Lawmakers are currently clashing over controversial provisions surrounding stablecoins. Draft compromises circulated in late March indicate a significant legislative trade-off: non-custodial decentralized finance (DeFi) protocols and self-hosted smart contracts will be explicitly shielded from being treated as deposit-taking institutions.

However, this vital DeFi protection comes at a severe cost for centralized entities. Digital asset service providers and stablecoin issuers would be strictly prohibited from offering yield on passive stablecoin balances. This specific restriction has drawn fierce pushback from major industry players like Stripe and Coinbase. These firms argue that banning stablecoin rewards limits consumer benefits and artificially protects legacy community banks from fair market competition. Negotiators will spend the coming days hammering out amendments to bridge this divide.

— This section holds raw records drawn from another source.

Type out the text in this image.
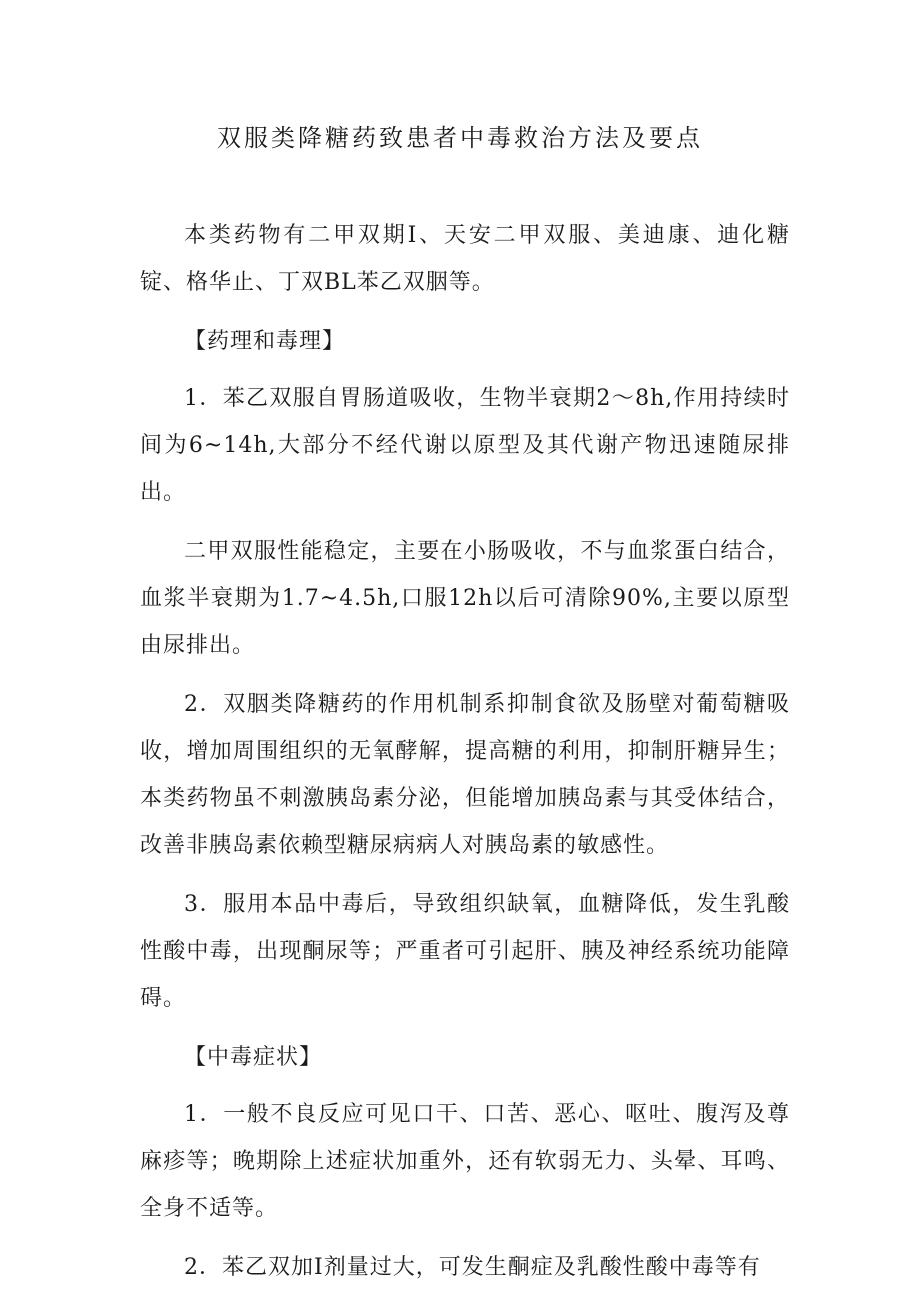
双服类降糖药致患者中毒救治方法及要点

本类药物有二甲双期Ⅰ、天安二甲双服、美迪康、迪化糖锭、格华止、丁双BL苯乙双胭等。

【药理和毒理】

1．苯乙双服自胃肠道吸收，生物半衰期2～8h,作用持续时间为6~14h,大部分不经代谢以原型及其代谢产物迅速随尿排出。

二甲双服性能稳定，主要在小肠吸收，不与血浆蛋白结合，血浆半衰期为1.7~4.5h,口服12h以后可清除90%,主要以原型由尿排出。

2．双胭类降糖药的作用机制系抑制食欲及肠壁对葡萄糖吸收，增加周围组织的无氧酵解，提高糖的利用，抑制肝糖异生；本类药物虽不刺激胰岛素分泌，但能增加胰岛素与其受体结合，改善非胰岛素依赖型糖尿病病人对胰岛素的敏感性。

3．服用本品中毒后，导致组织缺氧，血糖降低，发生乳酸性酸中毒，出现酮尿等；严重者可引起肝、胰及神经系统功能障碍。

【中毒症状】

1．一般不良反应可见口干、口苦、恶心、呕吐、腹泻及尊麻疹等；晚期除上述症状加重外，还有软弱无力、头晕、耳鸣、全身不适等。

2．苯乙双加Ⅰ剂量过大，可发生酮症及乳酸性酸中毒等有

The Path Forward for U.S. Crypto Bill News

Chairman Tim Scott and committee leaders are moving with urgency to advance the unified text out of the banking committee before the end of April. If the markup process succeeds without fatally fracturing the bipartisan coalition, lawmakers are targeting a full Senate floor vote by mid-May 2026.

The political stakes are enormous. Failure to pass the legislation before the summer recess could push the framework into the chaotic vortex of the upcoming mid-term elections, potentially delaying regulatory clarity for another year.

As the U.S. crypto bill news cycle accelerates, global markets remain fixated on Capitol Hill. The amendments debated by the Senate Banking Committee over the next two weeks will dictate whether the United States reclaims its position as the undisputed hub for blockchain technology, or whether regulatory infighting will continue to stifle the financial future.